Der Begriff Chemosensitivität bezeichnet in der Medizin die Empfindlichkeit von Krebszellen gegenüber wachstumshemmenden Substanzen, den so genannten Zytostatika, die im Rahmen der Chemotherapie eingesetzt werden. Die Chemosensitivität von Krebszellen entscheidet häufig mit über den Erfolg der Chemotherapie und hängt von zahlreichen Faktoren ab: So wirken Cytostatika aus der Gruppe der Alkylantien über eine Veränderung des Erbguts der Tumorzellen; die Aktivierung von DNA-Reparaturenzymen in Tumoren kann hier zu einer verringerten Chemosensitivität beitragen. Auch ein verminderter Transport von Cytostatika in das Zellinnere, deren Inaktivierung oder auch die fehlende Expression von wirkungsvermittelnden Rezeptoren kann zu einer Verringerung der Chemosensitivität des Tumors und somit zu einem Ausbleiben des Therapieerfolgs führen.
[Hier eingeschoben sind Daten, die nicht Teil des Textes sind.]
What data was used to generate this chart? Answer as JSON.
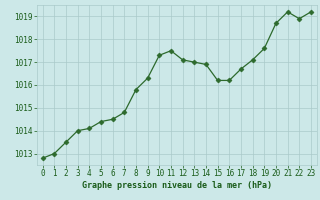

Neben der Chemosensitivität gibt es auch den Begriff der Chemoresistenz. Dieser Begriff beschreibt die Fähigkeit von Zellen gegenüber einem Chemotherapeutikum unempfindlich zu sein.

Inhaltsverzeichnis

Testung

Die Chemosensibilität von Tumorzellen kann auch experimentell in vitro untersucht werden (Tumor Chemosensitivity Assay).

Historie

In dem Versuch die Ansprechraten von Therapien und das Überleben der Patienten zu verbessern haben Wissenschaftler über die letzten 60 Jahre in vitro Medikamentenansprech-Systeme entwickelt, um die potentielle Aktivität von Chemotherapeutika für einen bestimmten Patienten vor dessen Behandlung zu ermitteln. Die zentrale Hypothese, die diesem Ansatz unterliegt, ist, dass sich das Profil für das Ansprechen von Medikamenten für jeden individuellen Patienten unterscheidet basierend auf seiner intrinsischen genetischen Vielfalt und der Entwicklung von Subklonen innerhalb des Tumors, die divergente Phänotypen haben (Goldie und Coldman, Iyer und Ratain). In vitro Testungen, die individuale Unterschiede in Verhalten von Tumoren gegenüber Medikamenten identifizieren können, machen es möglich Patienten spezifische Regime zusammen zu stellen, die gegen die Tumorcharakteristiken eines entsprechenden Patienten gerichtet sind. Durch das Weglassen von ineffektiven Therapeutika werden dem Patienten toxische Behandlungen ohne Benefit erspart, während die Auswahl von Medikamenten die aktiv in vitro sind, die Wahrscheinlichkeit des Ansprechens erhöhen können. Obwohl dieser Ansatz offensichtlich attraktiv ist, mussten erst einige technische Hürden genommen werden, um diesen Ansatz in die Standardpraxis zu übernehmen.

Colony Forming Assay

Ein Ansatz wurde von Puck und Marcus entwickelt. Sie benutzten ein Agarose-basiertes Zellkultur-System, welches preferentiell das Wachstum von transformierten Zellen unterstützt, während nicht-transformierte Zellen nicht proliferieren (Puck und Marcus). Ihre Erkenntnisse führten zum Agarose-basierten humanen Tumorstammzellen-Chemosensitivitätstest (auch „Colony Forming Assay“ genannt) in den frühen 1970ern (Salmon et al.). Dieser Chemosensitivitätstest hatte jedoch technische Schwierigkeiten und so lag die erfolgreiche Durchführungkeit des Tests bei unter 50% mit einer Testdauer von bis zu drei Wochen.

Thymidin-Einbau-Test

In den späten 70er und frühen 80er Jahren machten es Fortschritte bei der Technologie der Szintillationszähler möglich, relativ einfach und genau den Einbau von Tritium-markierten Thymidin in sich teilende Zellen im Zellkultursystemen zu messen. Radioaktiv-markiertes Thymidine wurde schon seit den 60er Jahren verwendet, um bakterielle Proliferation zu verwenden (Brock). Aufnahme von Tritium-markierten Thymidin als ein Endpunkt für das Verhalten der Tumorzellen auf Chemotherapien korreliert gut mit den Resultaten des „Colony Forming Assays“ in Softagar (Johnson und Glaubiger, Sondak). Die Kombination von Agarose basierten Kulturen mit dem Thymidin-Einbau-Endpunkt resultierte in der dritten Technologiegeneration, die eine erfolgreiche Durchführungkeit des Tests bei über 85% der Messungen bei einer Testdauer von 5 Tagen ermöglichte (Sondak et al, Metha et al).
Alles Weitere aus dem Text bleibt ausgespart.